So before the last session of chemo is even underway, the ‘return to work’ thing begins to creep into my thoughts..
I have mixed feelings about my return – mainly because my mind jumps from one thing to another so quickly nowadays that concentration is sure to be an issue.
My bosses (the 3 amigos) are the most lovely, understanding and genuine people you could ever wish to meet. I am so lucky that I work for them – and luckier still that they are not only my employers, but that over time they have become my friends as well.
I have been given all the time and space I need to figure my way through the ‘bullshit’, ever since my initial diagnosis of breast cancer. It has most definitely been an emotional roller-coaster, but on my good days I have felt comfortable enough to be able to pop into work for a cuppa and a chat – which in itself is priceless.
Nevertheless even with all the understanding and kindness, my anxiety levels are rising the day before my return. There are so many questions I keep asking myself – will everyone stare at me? will everything be different? will I even be able to do it?
The loss of memory mixed with the lack of concentration is a reality for me nowadays and one I am going to have to work through step by step. Lists and the use of calendars are going to be a necessity – and lots of them – also perhaps even the revision of prior knowledge. Silly things like having the courage to make a phone call suddenly become a hurdle to master. As a young person it is extremely frustrating to have to work through things that used to come so naturally to me.

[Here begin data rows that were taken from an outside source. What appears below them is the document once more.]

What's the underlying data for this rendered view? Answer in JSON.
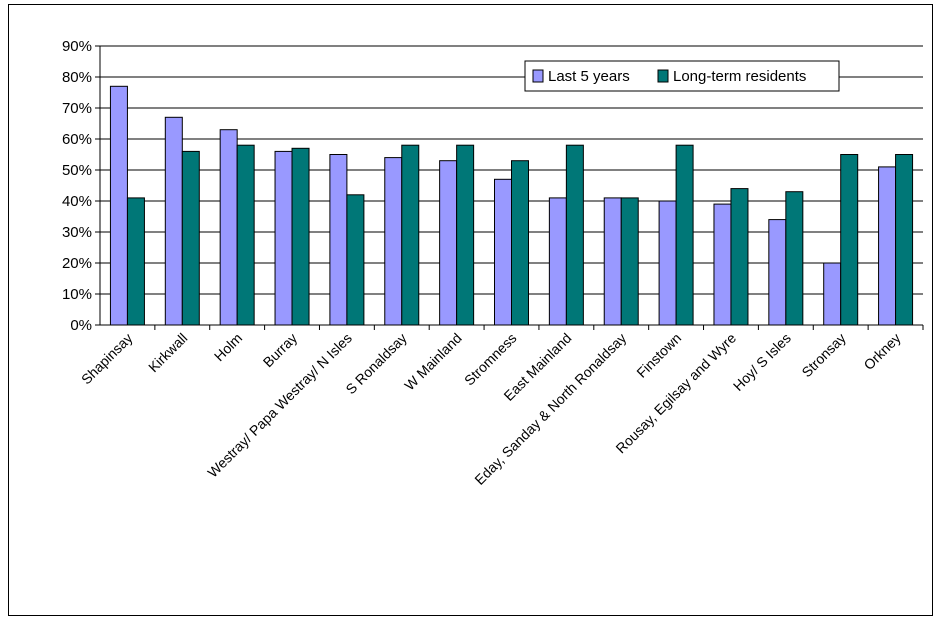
{
  "chart_data": {
    "type": "bar",
    "title": "",
    "xlabel": "",
    "ylabel": "",
    "ylim": [
      0,
      90
    ],
    "y_ticks": [
      "0%",
      "10%",
      "20%",
      "30%",
      "40%",
      "50%",
      "60%",
      "70%",
      "80%",
      "90%"
    ],
    "grid": "horizontal",
    "legend_position": "top-right",
    "categories": [
      "Shapinsay",
      "Kirkwall",
      "Holm",
      "Burray",
      "Westray/ Papa Westray/ N Isles",
      "S Ronaldsay",
      "W Mainland",
      "Stromness",
      "East Mainland",
      "Eday, Sanday & North Ronaldsay",
      "Finstown",
      "Rousay, Egilsay and Wyre",
      "Hoy/ S Isles",
      "Stronsay",
      "Orkney"
    ],
    "series": [
      {
        "name": "Last 5 years",
        "color": "#9999ff",
        "values": [
          77,
          67,
          63,
          56,
          55,
          54,
          53,
          47,
          41,
          41,
          40,
          39,
          34,
          20,
          51
        ]
      },
      {
        "name": "Long-term residents",
        "color": "#007777",
        "values": [
          41,
          56,
          58,
          57,
          42,
          58,
          58,
          53,
          58,
          41,
          58,
          44,
          43,
          55,
          55
        ]
      }
    ]
  }
}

The fatigue (tiredness in it’s purest form) will also take it’s toll. I am mindful of hitting the proverbial ‘brick wall’, because once that happens it takes some coming back from. Even having the kids for a few hours after school is turning into an art form (over use of Disney and bribery have become much more frequent nowadays).

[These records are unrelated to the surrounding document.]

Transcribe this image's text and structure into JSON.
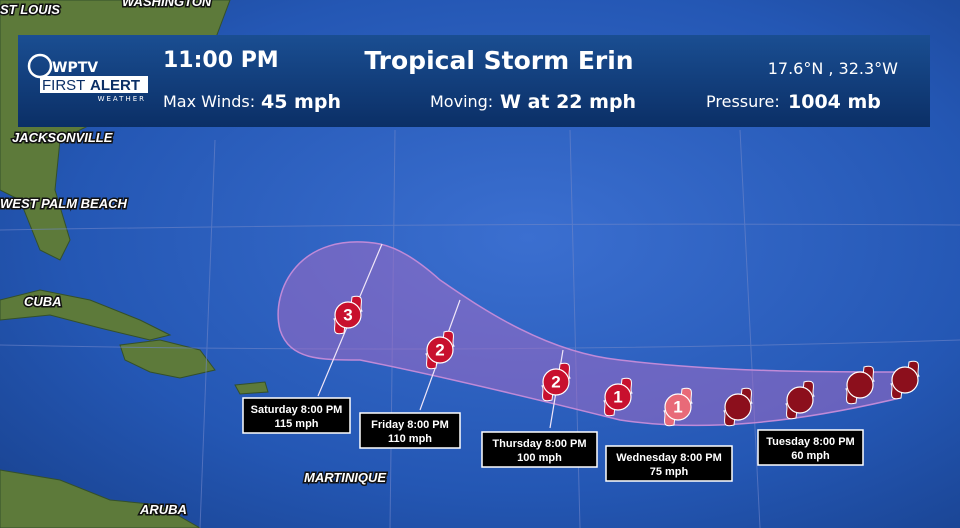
{
  "places": [
    "ST LOUIS",
    "WASHINGTON",
    "JACKSONVILLE",
    "WEST PALM BEACH",
    "CUBA",
    "MARTINIQUE",
    "ARUBA"
  ],
  "logo": {
    "brand": "WPTV",
    "first": "FIRST",
    "alert": "ALERT",
    "sub": "WEATHER"
  },
  "header": {
    "time": "11:00 PM",
    "title": "Tropical Storm Erin",
    "position": "17.6°N , 32.3°W",
    "winds_label": "Max Winds:",
    "winds": "45 mph",
    "moving_label": "Moving:",
    "moving": "W at 22 mph",
    "pressure_label": "Pressure:",
    "pressure": "1004 mb"
  },
  "track": [
    {
      "category": "3"
    },
    {
      "category": "2"
    },
    {
      "category": "2"
    },
    {
      "category": "1"
    },
    {
      "category": "1"
    },
    {},
    {},
    {},
    {}
  ],
  "forecast": [
    {
      "time": "Saturday 8:00 PM",
      "wind": "115 mph"
    },
    {
      "time": "Friday 8:00 PM",
      "wind": "110 mph"
    },
    {
      "time": "Thursday 8:00 PM",
      "wind": "100 mph"
    },
    {
      "time": "Wednesday 8:00 PM",
      "wind": "75 mph"
    },
    {
      "time": "Tuesday 8:00 PM",
      "wind": "60 mph"
    }
  ]
}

As a mum, it’s not the job itself that tends to be stressful but the juggling of the work – home life scenario. Before all of this happened to me, that part of my life went at one hundred miles an hour – something I know now, before I even begin that I won’t be able to keep up with this time.
I am looking forward to the normality of work. The routine. The reason to get out of bed. The conversation with friends. The feeling of being productive & achieving something for me. Listening to other people’s lives however small the tales, just to perhaps find that bit of real life again.

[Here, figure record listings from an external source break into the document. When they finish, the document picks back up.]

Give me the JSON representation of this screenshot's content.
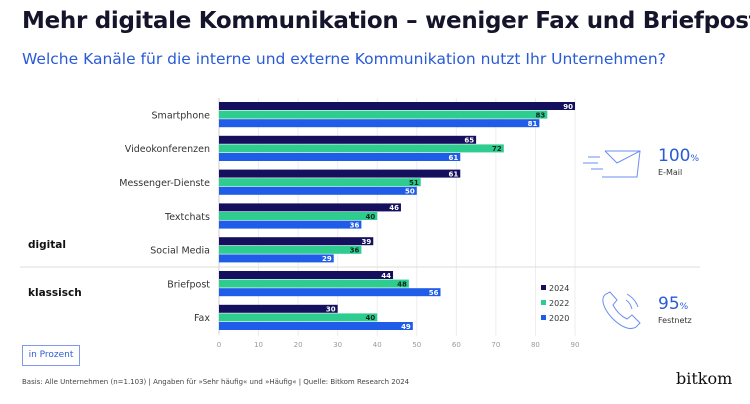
{
  "title": "Mehr digitale Kommunikation – weniger Fax und Briefpost",
  "subtitle": "Welche Kanäle für die interne und externe Kommunikation nutzt Ihr Unternehmen?",
  "unit_label": "in Prozent",
  "footer": "Basis: Alle Unternehmen (n=1.103) | Angaben für »Sehr häufig« und »Häufig« | Quelle: Bitkom Research 2024",
  "logo": "bitkom",
  "highlights": [
    {
      "value": "100",
      "unit": "%",
      "label": "E-Mail",
      "icon": "envelope-icon"
    },
    {
      "value": "95",
      "unit": "%",
      "label": "Festnetz",
      "icon": "phone-icon"
    }
  ],
  "groups": [
    {
      "label": "digital"
    },
    {
      "label": "klassisch"
    }
  ],
  "chart_data": {
    "type": "bar",
    "orientation": "horizontal",
    "categories": [
      "Smartphone",
      "Videokonferenzen",
      "Messenger-Dienste",
      "Textchats",
      "Social Media",
      "Briefpost",
      "Fax"
    ],
    "category_groups": [
      "digital",
      "digital",
      "digital",
      "digital",
      "digital",
      "klassisch",
      "klassisch"
    ],
    "series": [
      {
        "name": "2024",
        "color": "#14105e",
        "values": [
          90,
          65,
          61,
          46,
          39,
          44,
          30
        ]
      },
      {
        "name": "2022",
        "color": "#2ecc8f",
        "values": [
          83,
          72,
          51,
          40,
          36,
          48,
          40
        ]
      },
      {
        "name": "2020",
        "color": "#1f5ce8",
        "values": [
          81,
          61,
          50,
          36,
          29,
          56,
          49
        ]
      }
    ],
    "xlim": [
      0,
      90
    ],
    "xticks": [
      0,
      10,
      20,
      30,
      40,
      50,
      60,
      70,
      80,
      90
    ],
    "grid": true,
    "legend": "bottom-right"
  }
}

Many months ago just after my diagnosis I asked my boss to tell the rest of my colleagues the news on my behalf, as I just couldn’t face it.
I did go into work for the few weeks before my surgery and because I felt normal I carried on as normal. I remember the first time I walked into the office. The dreaded ‘C Word’ threatened to fill yet another room and the sense of relief was evident (especially from the boys) when everyone realised that I was still smiling and offering to make tea.
After everything that has happened, this time around I think things will be different, very different – because I am a different person to who I was six months ago (much though I would love to pretend this is not so).
I’ve lost my health and my stubbornness – or some of it. I have had my will and determination bashed out of me – and the girl who never cried at anything, now cries at the drop of a hat. Most likely I will still laugh off the tears though, so the boys in the office may just have to treat me as some sort of ‘teary roulette’.
I know that I am lucky to be able to try to get a little bit of normal back, and I know that many people in my situation are not so lucky. You start to treasure every ounce of normal that you can get your hands on and I have been given that gift by the 3 amigos.
So I am doing it, I am going back, and I know that if I take little steps I might just even bloody manage it.